Auto-Repair for Failed or Terminated Instances

Cloudera Director 2.5 and higher with Cloudera Manager 5.12 or higher includes an auto-repair feature that allocates new cluster instances to replace failed or terminated instances. For clusters running on AWS, this includes Spot instances that were terminated by Amazon because your bid price became lower than Amazon's current Spot instance price. Auto-repair checks to ensure that the number of instances in your cluster matches the number that was specified in the cluster template.
By default, auto-repair is not enabled.

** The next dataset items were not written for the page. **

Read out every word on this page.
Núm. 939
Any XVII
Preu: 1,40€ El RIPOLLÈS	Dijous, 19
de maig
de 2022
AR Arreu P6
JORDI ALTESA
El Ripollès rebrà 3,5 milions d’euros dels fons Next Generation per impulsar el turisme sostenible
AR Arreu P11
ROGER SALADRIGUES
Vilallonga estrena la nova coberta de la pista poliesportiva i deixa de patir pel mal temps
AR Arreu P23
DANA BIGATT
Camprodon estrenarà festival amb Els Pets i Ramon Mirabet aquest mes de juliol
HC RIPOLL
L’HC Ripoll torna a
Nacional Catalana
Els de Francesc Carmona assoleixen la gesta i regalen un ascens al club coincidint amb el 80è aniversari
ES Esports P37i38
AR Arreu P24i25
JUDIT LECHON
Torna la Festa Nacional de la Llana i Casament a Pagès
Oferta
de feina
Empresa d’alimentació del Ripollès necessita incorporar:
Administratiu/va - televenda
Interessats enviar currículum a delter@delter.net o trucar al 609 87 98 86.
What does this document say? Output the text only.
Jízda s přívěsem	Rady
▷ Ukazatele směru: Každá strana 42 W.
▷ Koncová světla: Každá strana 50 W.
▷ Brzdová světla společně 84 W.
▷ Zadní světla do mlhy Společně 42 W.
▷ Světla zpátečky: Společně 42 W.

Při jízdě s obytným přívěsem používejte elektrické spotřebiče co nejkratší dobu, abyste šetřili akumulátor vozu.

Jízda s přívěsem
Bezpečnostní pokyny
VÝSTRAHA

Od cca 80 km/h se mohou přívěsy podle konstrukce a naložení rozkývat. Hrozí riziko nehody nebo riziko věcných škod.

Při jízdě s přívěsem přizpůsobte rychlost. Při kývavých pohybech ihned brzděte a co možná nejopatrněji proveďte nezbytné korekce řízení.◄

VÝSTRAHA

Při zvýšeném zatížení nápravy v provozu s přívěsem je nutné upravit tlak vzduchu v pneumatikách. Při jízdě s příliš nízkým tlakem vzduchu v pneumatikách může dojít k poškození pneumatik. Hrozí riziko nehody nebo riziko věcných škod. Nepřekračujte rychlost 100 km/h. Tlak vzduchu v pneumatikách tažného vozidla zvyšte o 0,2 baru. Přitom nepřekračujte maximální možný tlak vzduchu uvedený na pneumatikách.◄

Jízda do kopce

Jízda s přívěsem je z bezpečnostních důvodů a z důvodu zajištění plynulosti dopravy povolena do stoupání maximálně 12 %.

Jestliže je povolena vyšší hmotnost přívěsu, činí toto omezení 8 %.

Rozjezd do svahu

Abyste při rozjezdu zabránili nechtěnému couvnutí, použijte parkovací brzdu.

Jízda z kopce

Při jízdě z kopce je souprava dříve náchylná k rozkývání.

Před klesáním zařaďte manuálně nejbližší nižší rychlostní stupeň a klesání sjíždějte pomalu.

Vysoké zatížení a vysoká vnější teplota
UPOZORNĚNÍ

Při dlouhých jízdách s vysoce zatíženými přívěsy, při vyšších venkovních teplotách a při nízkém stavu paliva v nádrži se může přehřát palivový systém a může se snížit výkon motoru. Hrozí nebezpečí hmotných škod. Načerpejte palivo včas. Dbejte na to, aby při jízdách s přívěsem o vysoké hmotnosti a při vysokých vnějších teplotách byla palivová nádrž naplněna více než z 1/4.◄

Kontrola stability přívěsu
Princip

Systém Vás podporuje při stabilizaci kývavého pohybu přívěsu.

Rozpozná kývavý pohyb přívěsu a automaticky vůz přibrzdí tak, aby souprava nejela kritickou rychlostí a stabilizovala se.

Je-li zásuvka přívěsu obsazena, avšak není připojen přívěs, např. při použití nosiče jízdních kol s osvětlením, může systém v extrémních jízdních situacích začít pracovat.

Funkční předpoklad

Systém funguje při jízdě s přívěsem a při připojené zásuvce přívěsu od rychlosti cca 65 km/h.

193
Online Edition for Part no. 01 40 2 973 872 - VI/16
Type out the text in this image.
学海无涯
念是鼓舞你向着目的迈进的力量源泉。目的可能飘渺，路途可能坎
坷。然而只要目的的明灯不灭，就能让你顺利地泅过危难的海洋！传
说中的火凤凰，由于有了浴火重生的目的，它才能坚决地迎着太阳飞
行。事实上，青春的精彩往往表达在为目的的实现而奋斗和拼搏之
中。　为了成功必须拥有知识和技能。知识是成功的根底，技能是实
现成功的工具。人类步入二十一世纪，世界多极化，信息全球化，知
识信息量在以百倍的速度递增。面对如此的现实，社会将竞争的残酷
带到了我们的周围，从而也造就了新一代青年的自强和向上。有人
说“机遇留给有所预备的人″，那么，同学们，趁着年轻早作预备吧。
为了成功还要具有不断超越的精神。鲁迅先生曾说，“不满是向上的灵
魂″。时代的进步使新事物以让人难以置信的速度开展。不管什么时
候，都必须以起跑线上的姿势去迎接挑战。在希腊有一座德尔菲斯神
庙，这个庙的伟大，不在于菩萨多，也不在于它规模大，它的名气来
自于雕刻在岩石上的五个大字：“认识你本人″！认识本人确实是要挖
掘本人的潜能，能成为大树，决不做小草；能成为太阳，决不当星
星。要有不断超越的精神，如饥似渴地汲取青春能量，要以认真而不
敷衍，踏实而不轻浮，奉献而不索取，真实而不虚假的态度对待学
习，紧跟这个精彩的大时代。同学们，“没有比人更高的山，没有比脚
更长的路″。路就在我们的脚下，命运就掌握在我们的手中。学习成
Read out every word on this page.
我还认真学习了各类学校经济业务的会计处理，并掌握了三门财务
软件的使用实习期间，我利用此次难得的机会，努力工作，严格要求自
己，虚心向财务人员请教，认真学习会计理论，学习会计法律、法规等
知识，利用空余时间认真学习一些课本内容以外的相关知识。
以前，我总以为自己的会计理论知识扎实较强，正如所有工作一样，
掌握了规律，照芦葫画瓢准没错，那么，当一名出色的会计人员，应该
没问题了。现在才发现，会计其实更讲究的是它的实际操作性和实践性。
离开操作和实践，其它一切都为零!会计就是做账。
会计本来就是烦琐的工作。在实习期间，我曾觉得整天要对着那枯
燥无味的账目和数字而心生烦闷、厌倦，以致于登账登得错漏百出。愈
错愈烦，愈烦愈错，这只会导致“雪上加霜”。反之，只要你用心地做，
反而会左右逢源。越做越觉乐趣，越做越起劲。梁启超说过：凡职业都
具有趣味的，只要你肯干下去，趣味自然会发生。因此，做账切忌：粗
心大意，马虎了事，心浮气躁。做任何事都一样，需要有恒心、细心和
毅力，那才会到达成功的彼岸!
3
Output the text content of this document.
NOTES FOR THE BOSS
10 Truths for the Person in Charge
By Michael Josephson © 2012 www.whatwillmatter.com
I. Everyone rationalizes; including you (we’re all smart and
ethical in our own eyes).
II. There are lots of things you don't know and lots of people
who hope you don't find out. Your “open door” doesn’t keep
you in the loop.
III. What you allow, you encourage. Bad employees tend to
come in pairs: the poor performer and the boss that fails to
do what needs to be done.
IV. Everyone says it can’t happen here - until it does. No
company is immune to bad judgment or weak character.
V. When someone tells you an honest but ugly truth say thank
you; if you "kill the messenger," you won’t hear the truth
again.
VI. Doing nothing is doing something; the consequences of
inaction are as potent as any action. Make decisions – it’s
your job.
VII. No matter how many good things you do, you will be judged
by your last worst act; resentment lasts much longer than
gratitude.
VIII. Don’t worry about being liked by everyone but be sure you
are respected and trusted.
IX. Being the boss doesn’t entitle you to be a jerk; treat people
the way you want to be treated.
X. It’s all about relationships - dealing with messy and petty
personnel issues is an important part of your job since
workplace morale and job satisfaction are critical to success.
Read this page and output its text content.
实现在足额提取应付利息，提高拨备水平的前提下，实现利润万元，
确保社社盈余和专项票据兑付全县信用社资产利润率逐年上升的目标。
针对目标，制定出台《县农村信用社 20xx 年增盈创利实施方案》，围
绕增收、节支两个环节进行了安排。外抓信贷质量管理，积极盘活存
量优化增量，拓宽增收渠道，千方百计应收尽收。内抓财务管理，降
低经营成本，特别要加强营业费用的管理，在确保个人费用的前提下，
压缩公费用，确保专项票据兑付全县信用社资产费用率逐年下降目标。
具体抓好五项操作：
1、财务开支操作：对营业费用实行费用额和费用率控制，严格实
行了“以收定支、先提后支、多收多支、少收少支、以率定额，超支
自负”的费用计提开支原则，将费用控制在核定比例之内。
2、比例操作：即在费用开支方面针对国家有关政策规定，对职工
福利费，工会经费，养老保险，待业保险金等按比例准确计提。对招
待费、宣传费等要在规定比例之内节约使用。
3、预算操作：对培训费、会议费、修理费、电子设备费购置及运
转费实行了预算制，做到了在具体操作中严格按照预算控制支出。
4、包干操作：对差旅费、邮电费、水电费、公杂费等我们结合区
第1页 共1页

You can enable auto-repair in one of the following three ways:
  • During the installation process while configuring settings for the cluster:

  • In the Modify Cluster dropdown for an existing cluster:

    Choosing Configure Auto-repair in the Modify Cluster drop-down opens a dialog for enabling or disabling the auto-repair feature or configuring the cooldown period, which is the time that elapses between Cloudera Director's attempts to allocate new cluster instances:


  • If you are launching a cluster with the bootstrap-remote CLI command and a configuration file, you can enable auto-repair by setting autoRepairEnabled to true in the administrationSettings section of the configuration file:
    administrationSettings {
       # If enabled, Director will attempt to automatically repair
       # clusters whose instances have been terminated in the cloud provider.
    
       # autoRepairEnabled: false
       # autoRepairCooldownPeriodInSeconds: 1800
    }
Keep in mind the following facts about the auto-repair feature:
  • Auto-repair is only available with Cloudera Director 2.5 and higher running with Cloudera Manager 5.12 and higher.
  • Auto-repair only functions with instances that do not contain master roles.
  • Before stopping a cluster using the Elastic Block Storage (EBS) start/stop feature, you must disable auto-repair if it is enabled.
  • Auto-repair is disabled by default, and can be enabled (1) when creating a cluster in the web UI, (2) on the web UI page for an existing cluster, or (3) in the configuration file when launching a cluster with bootstrap-remote.
  • Auto-repair is only available for clusters managed with Cloudera Director server; the feature is not available for clusters running in the standalone client version of Cloudera Director.
  • Auto-repair will attempt to allocate the same type of instance that is missing from the cluster. So for an on-demand instance, another on-demand instance with identical specifications will be allocated. For a Spot instance, another Spot instance with the same bid price will be allocated.
  • The auto-repair cooldown period ensures that, even if auto-repair is enabled and your cluster has fewer instances than specified in the cluster template, Cloudera Director will not continuously attempt to repair the cluster, and you will therefore have frequent intervals when you can interact with the cluster to perform other tasks. The cooldown period is configurable in the web UI or the configuration file.